Since Israel’s founding, ultra-Orthodox men studying in religious seminaries have been largely exempt from mandatory military service. But 21 months into Israel’s grinding war in Gaza, public tolerance for this arrangement is fraying. While the sons and daughters of secular Israelis are sent to fight, the sight of thousands of Haredi men exempted from the front lines is increasingly resented. Netanyahu’s efforts to codify permanent exemptions have angered a broad swathe of the population and even his own allies.


For now, the collapse is partial. Shas has left the cabinet but promises not to vote down the government. That leaves Netanyahu at the mercy of his far-right coalition partners, who have little appetite for compromise. The government’s agenda, already beholden to figures like Itamar Ben-Gvir, the far-right national security minister, will now become even more extreme, especially on matters related to Gaza. With ceasefire talks underway, Netanyahu’s room for manoeuvre just got smaller.


The paradox of Israeli politics is that its electoral system, which is proportional representation with a low threshold, ensures no party ever rules alone. Governments are stitched together from coalitions that often include ideological opposites. In such an environment, the ultra-Orthodox parties, though representing only about 13 percent of the population, wield outsize power. They vote as blocs, demand concrete religious concessions and are expert in the political dark arts of brinkmanship.


Shas, in particular, has long been a master of this game. It has served in coalitions led by left-leaning Labour, centrist Kadima, and right-wing Likud. Its loyalty is transactional. In 1999, when Ehud Barak defeated Netanyahu in a surprise landslide, it was partly because Shas withheld support. In 2015, the party returned to Likud's fold, extracting generous welfare concessions and funding for religious schools.
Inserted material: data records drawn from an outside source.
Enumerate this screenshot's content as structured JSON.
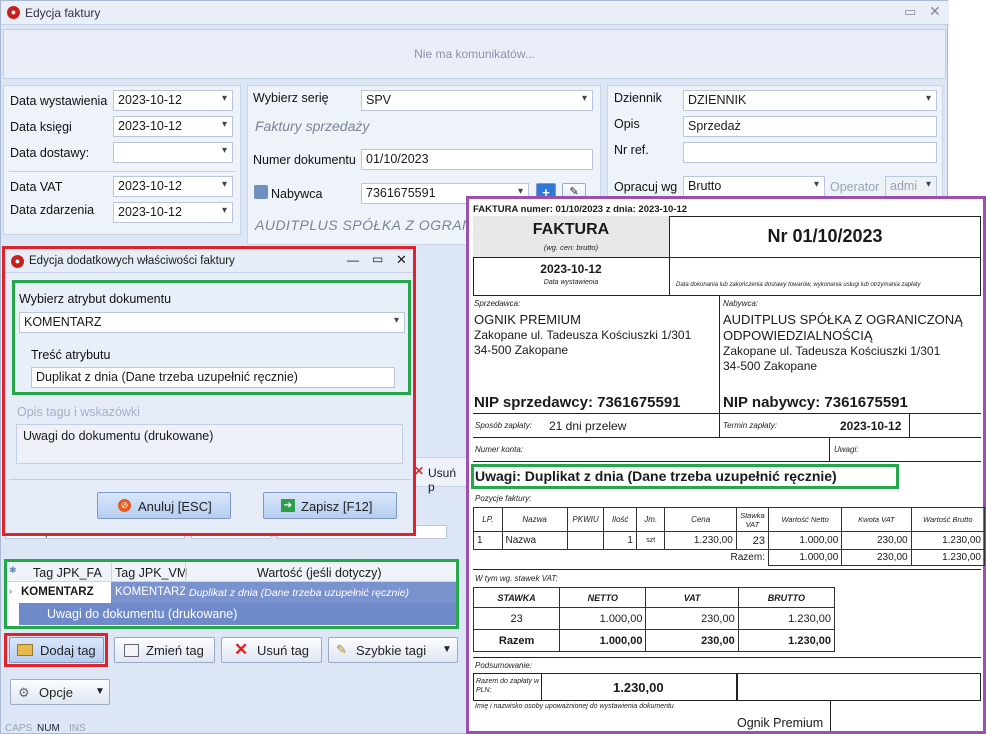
{
  "window": {
    "title": "Edycja faktury"
  },
  "messages": "Nie ma komunikatów...",
  "left_panel": {
    "data_wystawienia": {
      "label": "Data wystawienia",
      "value": "2023-10-12"
    },
    "data_ksiegi": {
      "label": "Data księgi",
      "value": "2023-10-12"
    },
    "data_dostawy": {
      "label": "Data dostawy:",
      "value": ""
    },
    "data_vat": {
      "label": "Data VAT",
      "value": "2023-10-12"
    },
    "data_zdarzenia": {
      "label": "Data zdarzenia",
      "value": "2023-10-12"
    }
  },
  "middle_panel": {
    "seria_label": "Wybierz serię",
    "seria_value": "SPV",
    "seria_desc": "Faktury sprzedaży",
    "numer_label": "Numer dokumentu",
    "numer_value": "01/10/2023",
    "nabywca_label": "Nabywca",
    "nabywca_value": "7361675591",
    "nabywca_name": "AUDITPLUS SPÓŁKA Z OGRANICZ"
  },
  "right_panel": {
    "dziennik_label": "Dziennik",
    "dziennik_value": "DZIENNIK",
    "opis_label": "Opis",
    "opis_value": "Sprzedaż",
    "nrref_label": "Nr ref.",
    "nrref_value": "",
    "opracuj_label": "Opracuj wg",
    "opracuj_value": "Brutto",
    "operator_label": "Operator",
    "operator_value": "admi"
  },
  "dialog": {
    "title": "Edycja dodatkowych właściwości faktury",
    "attr_label": "Wybierz atrybut dokumentu",
    "attr_value": "KOMENTARZ",
    "tresc_label": "Treść atrybutu",
    "tresc_value": "Duplikat z dnia (Dane trzeba uzupełnić ręcznie)",
    "opis_label": "Opis tagu i wskazówki",
    "opis_value": "Uwagi do dokumentu (drukowane)",
    "cancel": "Anuluj [ESC]",
    "save": "Zapisz [F12]"
  },
  "behind": {
    "platnosc": "21 dni przelew",
    "usun_partial": "Usuń p"
  },
  "tags_table": {
    "headers": [
      "Tag JPK_FA",
      "Tag JPK_VM",
      "Wartość (jeśli dotyczy)"
    ],
    "row": {
      "tag_fa": "KOMENTARZ",
      "tag_vm": "KOMENTARZ",
      "value": "Duplikat z dnia (Dane trzeba uzupełnić ręcznie)"
    },
    "row_desc": "Uwagi do dokumentu (drukowane)"
  },
  "toolbar": {
    "dodaj": "Dodaj tag",
    "zmien": "Zmień tag",
    "usun": "Usuń tag",
    "szybkie": "Szybkie tagi",
    "opcje": "Opcje"
  },
  "statusbar": {
    "caps": "CAPS",
    "num": "NUM",
    "ins": "INS"
  },
  "invoice": {
    "header_line": "FAKTURA numer: 01/10/2023 z dnia: 2023-10-12",
    "faktura": "FAKTURA",
    "wg_cen": "(wg. cen: brutto)",
    "nr": "Nr 01/10/2023",
    "date": "2023-10-12",
    "data_wyst_lbl": "Data wystawienia",
    "data_dokon_lbl": "Data dokonania lub zakończenia dostawy towarów, wykonania usługi lub otrzymania zapłaty",
    "sprzedawca_lbl": "Sprzedawca:",
    "seller_name": "OGNIK PREMIUM",
    "seller_addr1": "Zakopane ul. Tadeusza Kościuszki 1/301",
    "seller_addr2": "34-500 Zakopane",
    "nabywca_lbl": "Nabywca:",
    "buyer_name1": "AUDITPLUS SPÓŁKA Z OGRANICZONĄ",
    "buyer_name2": "ODPOWIEDZIALNOŚCIĄ",
    "buyer_addr1": "Zakopane ul. Tadeusza Kościuszki 1/301",
    "buyer_addr2": "34-500 Zakopane",
    "nip_seller": "NIP sprzedawcy: 7361675591",
    "nip_buyer": "NIP nabywcy: 7361675591",
    "sposob_lbl": "Sposób zapłaty:",
    "sposob_val": "21 dni przelew",
    "termin_lbl": "Termin zapłaty:",
    "termin_val": "2023-10-12",
    "konto_lbl": "Numer konta:",
    "uwagi_lbl": "Uwagi:",
    "uwagi_big": "Uwagi:  Duplikat z dnia (Dane trzeba uzupełnić ręcznie)",
    "pozycje_lbl": "Pozycje faktury:",
    "items_headers": [
      "LP.",
      "Nazwa",
      "PKWIU",
      "Ilość",
      "Jm.",
      "Cena",
      "Stawka VAT",
      "Wartość Netto",
      "Kwota VAT",
      "Wartość Brutto"
    ],
    "item": [
      "1",
      "Nazwa",
      "",
      "1",
      "szt",
      "1.230,00",
      "23",
      "1.000,00",
      "230,00",
      "1.230,00"
    ],
    "razem_lbl": "Razem:",
    "razem_vals": [
      "1.000,00",
      "230,00",
      "1.230,00"
    ],
    "wtym_lbl": "W tym wg. stawek VAT:",
    "vat_headers": [
      "STAWKA",
      "NETTO",
      "VAT",
      "BRUTTO"
    ],
    "vat_row": [
      "23",
      "1.000,00",
      "230,00",
      "1.230,00"
    ],
    "vat_total": [
      "Razem",
      "1.000,00",
      "230,00",
      "1.230,00"
    ],
    "podsum_lbl": "Podsumowanie:",
    "razem_zaplaty_lbl": "Razem do zapłaty w PLN:",
    "razem_zaplaty_val": "1.230,00",
    "imie_lbl": "Imię i nazwisko osoby upoważnionej do wystawienia dokumentu",
    "signer": "Ognik Premium"
  }
}
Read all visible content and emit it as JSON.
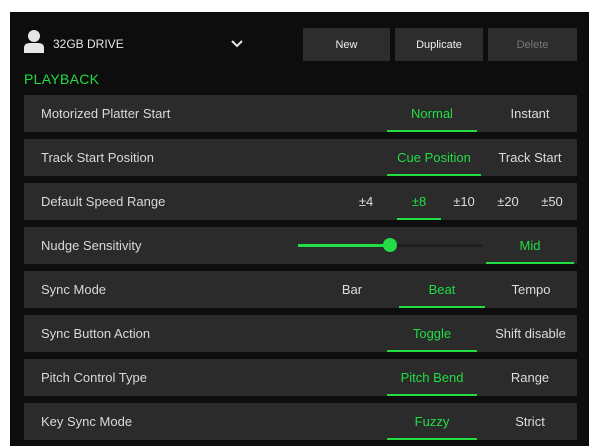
{
  "header": {
    "drive_name": "32GB DRIVE",
    "buttons": {
      "new": "New",
      "duplicate": "Duplicate",
      "delete": "Delete"
    }
  },
  "section_title": "PLAYBACK",
  "settings": [
    {
      "label": "Motorized Platter Start",
      "options": [
        "Normal",
        "Instant"
      ],
      "selected": "Normal"
    },
    {
      "label": "Track Start Position",
      "options": [
        "Cue Position",
        "Track Start"
      ],
      "selected": "Cue Position"
    },
    {
      "label": "Default Speed Range",
      "options": [
        "±4",
        "±8",
        "±10",
        "±20",
        "±50"
      ],
      "selected": "±8"
    },
    {
      "label": "Nudge Sensitivity",
      "value_label": "Mid",
      "level": 0.5
    },
    {
      "label": "Sync Mode",
      "options": [
        "Bar",
        "Beat",
        "Tempo"
      ],
      "selected": "Beat"
    },
    {
      "label": "Sync Button Action",
      "options": [
        "Toggle",
        "Shift disable"
      ],
      "selected": "Toggle"
    },
    {
      "label": "Pitch Control Type",
      "options": [
        "Pitch Bend",
        "Range"
      ],
      "selected": "Pitch Bend"
    },
    {
      "label": "Key Sync Mode",
      "options": [
        "Fuzzy",
        "Strict"
      ],
      "selected": "Fuzzy"
    }
  ],
  "colors": {
    "accent": "#22dd44",
    "background": "#0d0d0d",
    "row": "#2b2b2b",
    "button": "#2d2d2d"
  }
}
Minority governments in Israel are not unprecedented, but they are always short-lived. In 1990, Yitzhak Shamir briefly led a minority government after Labour pulled out. In 2022, the ‘change government’ led by Naftali Bennett and Yair Lapid lost its majority just a year into power. Netanyahu himself has governed from the edge before, but never while waging a major war and fending off both international pressure and domestic protest.


The timing of the ultra-Orthodox walkout is telling. The Knesset is scheduled to begin a three-month recess on July 27, giving Netanyahu a rare window to recalibrate. But the optics are damning. As bodies pile up in Gaza and Israelis debate the future of the military draft, Netanyahu appears unable to govern. This perception is worsened by his ongoing corruption trial that has bolstered opposition leader Yair Lapid, who wasted no time in declaring the government “illegitimate” and demanding new elections.


Discontent over the Gaza war, inflation and judicial overreach has swelled into periodic mass protests. The issue of Haredi conscription has only intensified the sense that Netanyahu’s coalition represents a narrow sectarian agenda rather than the national interest.


Still, writing off Netanyahu would be premature. The man known as ‘the magician’ has an uncanny ability to survive political near-death experiences. His current government, formed in December 2022, was already the most right-wing and religious in Israel’s history. Stripped of two ultra-Orthodox pillars, it is a skeleton cabinet, capable of limping forward but unable to legislate, reform or pursue diplomacy.


Netanyahu’s options are narrowing. He could call early elections. He could court centrist defectors. Or he could cling on, hoping that geopolitical winds tilt events in his favour.